Alisha Nelson is the director of RecoveryOhio, an initiative DeWine started shortly after taking office. Nelson highlighted the crisis’s effects on the state’s economy, noting that businesses in some areas have been struggling to find workers able to pass a drug test. Nelson also added that the recovery community has been trying to support employers who might be uncomfortable with hiring individuals who have recently struggled with addiction.
According to both Royer and Nelson, the opioid crisis remains in full-steam, with important shifts that are making the problem even more difficult to solve. Fentanyl, a synthetic opioid 50 to 100 times more powerful than morphine, has been becoming more prevalent on the drug market and is now being mixed with all kinds of substances already being abused.
“Now we are seeing fentanyl mixed with everything,” Nelson told The Federalist. “That is a really dangerous combination.”
Nelson, who also leads efforts against the crisis in DeWine’s attorney general office, touted the work of Ohio law enforcement in working diligently to deal with these substances in the streets in addition to treatment efforts.

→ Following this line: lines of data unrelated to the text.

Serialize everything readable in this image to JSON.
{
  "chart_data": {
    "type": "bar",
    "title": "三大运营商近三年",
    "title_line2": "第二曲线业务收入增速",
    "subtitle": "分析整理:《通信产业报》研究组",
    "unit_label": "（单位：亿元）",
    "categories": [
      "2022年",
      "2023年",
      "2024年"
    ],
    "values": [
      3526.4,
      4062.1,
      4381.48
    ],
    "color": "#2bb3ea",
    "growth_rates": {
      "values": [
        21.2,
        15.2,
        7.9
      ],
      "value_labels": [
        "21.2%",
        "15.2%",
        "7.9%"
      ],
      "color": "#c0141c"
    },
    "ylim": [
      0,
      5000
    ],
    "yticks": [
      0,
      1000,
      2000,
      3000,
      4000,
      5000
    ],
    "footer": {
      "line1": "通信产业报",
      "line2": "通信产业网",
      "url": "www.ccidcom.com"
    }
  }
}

“Law enforcement has really stepped up with the decrease in supply and decrease in demand,” Nelson said.
A lot of work remains to be done, however, and Nelson emphasized the need to assist families and especially children who have been affected by the crisis.
“We really have to get proactive on this thing,” Nelson said. “We have to stop the tide now, and make sure we wrap our arms around our kids who have experienced trauma.”